First - Do your research. There are many decades of projects, countless hours, and (I shudder to think about) cash spent going down much the same path as you are thinking about going down, available in the archives. All you need to do is click on the magnifying glass tool in the upper right of the page and choose a variety of keywords.
Use these previous posts wisely. This forum and some of these players go back to when there were still vacuum tubes in controllers (not really). Much of this tech has been explored and abandoned (for one reason or another) already. The archives are a fantastic learning tool that doesn’t cost you a thing (yet). Use the old stuff so you can see where this all came from.
Then - Skip to the end of the book to see the stuff everybody is playing with today. Here is a good example of the richness that can be found in the forums.

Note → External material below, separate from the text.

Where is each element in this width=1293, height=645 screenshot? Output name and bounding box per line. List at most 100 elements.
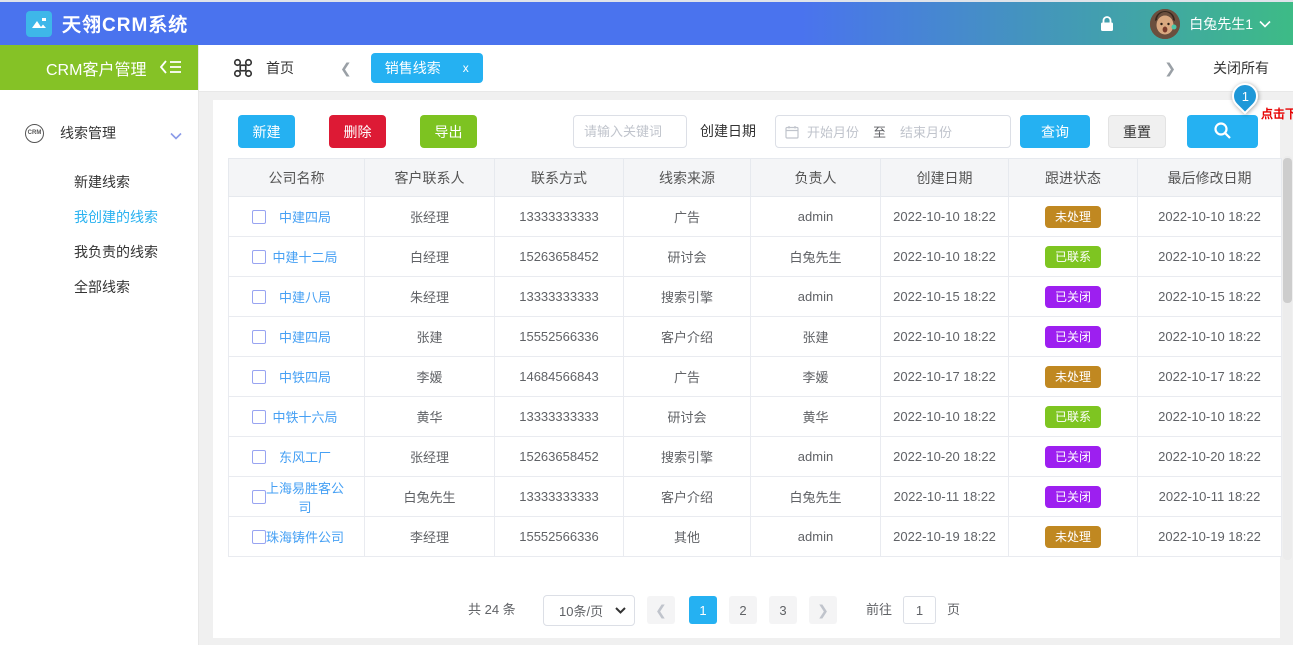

The problem is that you are starting with a pre <2004 car as your base. Paging through the classifieds you can find a wide range of cars and many think they can be bought cheap, fixed up, end up sinking a ton of money into them and still find them not quite up what they wanted. They usually sell them to the next guy and look for a later model car and start over or wander away from the whole e-car thing completely.
If you are a brand new owner of your 2003 you may not know this yet. The early cars have quite a few issues. If you have owned your car for a while you may already know about some/all of these issues and may have already corrected them.
The brakes are horrible.
Suspension is like a dump truck
Steering is from same dump truck
Motor selection is limited
Gear ratio is set more/less for street (depending on your build this may/may not be bad)
Electrical system is marginal
Battery space is limited
Parts getting difficult to find
Charger may need to be upgraded for Lithium. (Is yours yellow/black)
This all being said, Most of the above can be dealt with, and many are quite happy with their early cars. It all depends on what your goals are.
Or use this car as a test bed for tinkering and keep your eye out for a deal on a 2006 car to build your hotrod. Most of the above issues have been dealt with.
Then, you need to decide what you want your car to be. Your description “get the max out of my car” is quite typical of how most of these projects start. Yes - quite a bit can be done. In the end you will still have a 20 year old car that you put a ton of cash into that you will never get back out. If you are fine with that, then proceed.
If you can do most of the work yourself that is a bonus. It gets real expensive if you need outside help to do the work. Some of these flipper guys charge quite a bit to polish your car for you and some guys out there actually make a living from it.
Here is something on your Leaf Pack. Make sure they will suit your needs.
I may have more to add later… We are just getting started.
I think converting to lithium batteries is the way to go. This will make batteries small, flexible, portable, reusable, increase shelf life, cheaper, safe, easy to charge and create more customer satisfaction as compared to lead acid batteries.